The SA Chamber of Commerce and Industry said certain local industries were steeling themselves for the impact of a possible global trade war.
Sacci said on Tuesday that “the risk of a global trade war has alerted certain industries in South Africa, and they have already indicated it would affect industries and employment negatively, while knock-on effects have been cited by complementary industries and their export performances”.
Chief economist, Richard Downing, said that Sacci also noted that lately, South Africa has experienced a sharp weakening in the balance of payments position (BoP).
“This has resulted in a larger deficit on the current account, as well as net selling of bonds and shares by non-residents.

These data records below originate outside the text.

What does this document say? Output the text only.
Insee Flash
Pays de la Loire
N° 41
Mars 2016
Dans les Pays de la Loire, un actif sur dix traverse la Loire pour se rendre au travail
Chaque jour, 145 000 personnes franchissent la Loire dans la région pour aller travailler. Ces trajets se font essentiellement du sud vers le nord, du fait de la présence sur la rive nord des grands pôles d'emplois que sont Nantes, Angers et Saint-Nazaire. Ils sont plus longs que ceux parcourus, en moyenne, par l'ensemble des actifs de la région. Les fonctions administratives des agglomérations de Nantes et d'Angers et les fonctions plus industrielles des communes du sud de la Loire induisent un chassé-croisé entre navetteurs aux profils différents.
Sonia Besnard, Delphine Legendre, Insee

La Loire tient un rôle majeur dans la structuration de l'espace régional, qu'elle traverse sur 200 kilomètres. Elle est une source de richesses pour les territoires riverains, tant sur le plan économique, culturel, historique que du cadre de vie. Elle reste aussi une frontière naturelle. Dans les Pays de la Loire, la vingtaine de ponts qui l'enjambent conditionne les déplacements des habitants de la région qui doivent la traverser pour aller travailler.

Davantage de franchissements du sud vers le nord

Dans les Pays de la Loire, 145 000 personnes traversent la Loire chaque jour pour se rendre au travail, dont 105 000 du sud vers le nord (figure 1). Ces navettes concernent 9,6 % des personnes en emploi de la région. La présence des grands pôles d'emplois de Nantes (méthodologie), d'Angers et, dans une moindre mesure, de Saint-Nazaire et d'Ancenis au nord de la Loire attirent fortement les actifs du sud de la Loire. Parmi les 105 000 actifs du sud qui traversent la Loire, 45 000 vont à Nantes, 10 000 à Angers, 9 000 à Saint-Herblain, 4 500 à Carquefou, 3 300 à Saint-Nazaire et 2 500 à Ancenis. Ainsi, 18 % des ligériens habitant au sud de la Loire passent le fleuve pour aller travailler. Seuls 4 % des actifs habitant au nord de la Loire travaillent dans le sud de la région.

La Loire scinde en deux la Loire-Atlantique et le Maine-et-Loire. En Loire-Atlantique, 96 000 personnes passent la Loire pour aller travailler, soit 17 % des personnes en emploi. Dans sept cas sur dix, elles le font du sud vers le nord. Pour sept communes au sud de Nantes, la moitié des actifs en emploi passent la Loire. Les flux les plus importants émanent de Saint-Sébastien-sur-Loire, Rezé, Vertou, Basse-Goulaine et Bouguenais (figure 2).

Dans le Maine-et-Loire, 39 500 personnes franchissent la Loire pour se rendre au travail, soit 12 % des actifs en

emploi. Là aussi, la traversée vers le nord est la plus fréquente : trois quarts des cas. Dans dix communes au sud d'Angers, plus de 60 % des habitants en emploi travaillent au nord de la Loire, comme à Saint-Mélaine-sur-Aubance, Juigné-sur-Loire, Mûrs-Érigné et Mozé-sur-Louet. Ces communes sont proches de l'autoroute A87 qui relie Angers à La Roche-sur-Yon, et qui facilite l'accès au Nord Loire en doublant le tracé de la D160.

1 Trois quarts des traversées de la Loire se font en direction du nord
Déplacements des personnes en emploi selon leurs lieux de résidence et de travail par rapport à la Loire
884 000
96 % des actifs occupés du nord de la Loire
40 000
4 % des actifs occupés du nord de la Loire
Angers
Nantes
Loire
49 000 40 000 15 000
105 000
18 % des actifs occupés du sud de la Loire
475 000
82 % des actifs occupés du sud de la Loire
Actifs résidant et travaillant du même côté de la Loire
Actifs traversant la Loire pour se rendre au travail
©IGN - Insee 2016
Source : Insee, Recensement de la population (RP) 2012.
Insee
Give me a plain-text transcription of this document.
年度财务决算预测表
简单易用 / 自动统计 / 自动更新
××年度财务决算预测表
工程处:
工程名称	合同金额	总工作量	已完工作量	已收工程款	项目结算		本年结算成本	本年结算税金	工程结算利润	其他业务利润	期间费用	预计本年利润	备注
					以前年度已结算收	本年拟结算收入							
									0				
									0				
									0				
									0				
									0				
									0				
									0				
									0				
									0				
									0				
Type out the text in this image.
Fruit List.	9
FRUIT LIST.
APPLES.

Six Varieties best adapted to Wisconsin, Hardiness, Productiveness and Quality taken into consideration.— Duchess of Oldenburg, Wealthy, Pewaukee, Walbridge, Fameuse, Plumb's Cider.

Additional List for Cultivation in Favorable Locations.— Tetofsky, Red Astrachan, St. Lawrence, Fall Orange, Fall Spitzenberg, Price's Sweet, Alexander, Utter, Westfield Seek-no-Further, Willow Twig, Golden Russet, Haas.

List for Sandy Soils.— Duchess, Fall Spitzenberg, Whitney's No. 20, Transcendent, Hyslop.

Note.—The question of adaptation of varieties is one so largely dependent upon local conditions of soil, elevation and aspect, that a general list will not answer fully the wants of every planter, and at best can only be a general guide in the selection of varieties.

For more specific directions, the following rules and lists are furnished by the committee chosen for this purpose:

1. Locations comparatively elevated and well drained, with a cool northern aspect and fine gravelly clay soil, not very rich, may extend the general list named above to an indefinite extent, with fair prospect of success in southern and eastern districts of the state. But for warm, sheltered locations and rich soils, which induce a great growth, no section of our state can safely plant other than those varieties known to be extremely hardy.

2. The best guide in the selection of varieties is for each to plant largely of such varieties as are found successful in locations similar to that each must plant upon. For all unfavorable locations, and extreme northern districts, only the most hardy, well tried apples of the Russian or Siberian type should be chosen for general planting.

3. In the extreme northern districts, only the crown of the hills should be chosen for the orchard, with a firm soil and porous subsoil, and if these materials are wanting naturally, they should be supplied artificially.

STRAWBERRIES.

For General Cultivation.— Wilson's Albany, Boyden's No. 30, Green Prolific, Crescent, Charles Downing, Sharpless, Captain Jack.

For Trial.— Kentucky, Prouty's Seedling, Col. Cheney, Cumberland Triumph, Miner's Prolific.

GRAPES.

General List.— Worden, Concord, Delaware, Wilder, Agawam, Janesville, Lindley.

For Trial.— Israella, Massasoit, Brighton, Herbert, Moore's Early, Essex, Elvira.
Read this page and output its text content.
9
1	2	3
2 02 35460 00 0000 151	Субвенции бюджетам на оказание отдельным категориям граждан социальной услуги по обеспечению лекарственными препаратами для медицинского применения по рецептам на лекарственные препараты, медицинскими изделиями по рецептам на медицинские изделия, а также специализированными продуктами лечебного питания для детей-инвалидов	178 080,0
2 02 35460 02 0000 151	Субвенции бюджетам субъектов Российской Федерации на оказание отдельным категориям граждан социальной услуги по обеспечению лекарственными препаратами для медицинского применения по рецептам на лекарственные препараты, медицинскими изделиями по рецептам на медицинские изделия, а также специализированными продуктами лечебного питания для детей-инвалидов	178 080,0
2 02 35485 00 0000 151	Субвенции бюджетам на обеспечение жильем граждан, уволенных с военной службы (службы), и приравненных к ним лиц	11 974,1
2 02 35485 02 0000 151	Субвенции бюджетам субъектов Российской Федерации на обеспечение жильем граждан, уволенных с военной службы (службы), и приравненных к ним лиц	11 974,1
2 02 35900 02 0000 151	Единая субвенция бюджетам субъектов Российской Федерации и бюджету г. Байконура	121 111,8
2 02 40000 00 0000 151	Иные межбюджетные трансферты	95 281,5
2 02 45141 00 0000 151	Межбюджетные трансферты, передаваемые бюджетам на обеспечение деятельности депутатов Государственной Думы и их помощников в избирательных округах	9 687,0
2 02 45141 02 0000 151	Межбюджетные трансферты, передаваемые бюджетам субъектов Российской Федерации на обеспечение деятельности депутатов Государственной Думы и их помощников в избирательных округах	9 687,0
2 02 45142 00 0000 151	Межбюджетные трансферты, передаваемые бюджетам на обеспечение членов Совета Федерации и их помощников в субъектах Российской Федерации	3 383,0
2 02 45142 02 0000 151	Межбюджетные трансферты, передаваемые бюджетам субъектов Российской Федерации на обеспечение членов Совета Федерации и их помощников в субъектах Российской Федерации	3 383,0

This led to additional volatility and weakening of the rand exchange rate,” he said.
Downing said, “it has become imperative that structural economic matters hampering inclusive economic growth should be addressed with economic rationality.”
“Uncertainties surrounding economic policy direction and position should be clarified so that investor and business confidence can reaffirm itself,” he said.
Sacci said that its Business Confidence Index declined by 0.3 index points in June 2018 and measured 93.7, compared to 94 in May 2018.
“For the first time this year, the BCI was below the level of a year ago – namely 1.2 index points lower than the 94.9 in June 2017. The average for the BCI in the first six months of 2018 was 97.6, compared to the average of 95 in the first half of 2017, and 93.7 in the second half of 2017,” said Downing.
He said four of the thirteen sub-indices of the composite Saccid BCI positively affected the business climate on a month-on-month basis in June 2018. Two sub-indices were neutral, while seven sub-indices reflected negativity in the business environment.
“The biggest negative month-on-month influences on the business climate were the weaker trade-and-investment-weighted rand exchange rate, lower real retail sales, the decreased real value of building plans passed, and the higher, less stable, cost of energy supply,” he said.
Downing said that higher merchandise import and export volumes, and increased new vehicle sales, made positive month-on-month contributions to the business climate.
Increased, new vehicle sales, lower inflation, and the increased real value of building plans passed were the sub-indices that contributed positively to the Sacci BCI year-on-year in June 2018.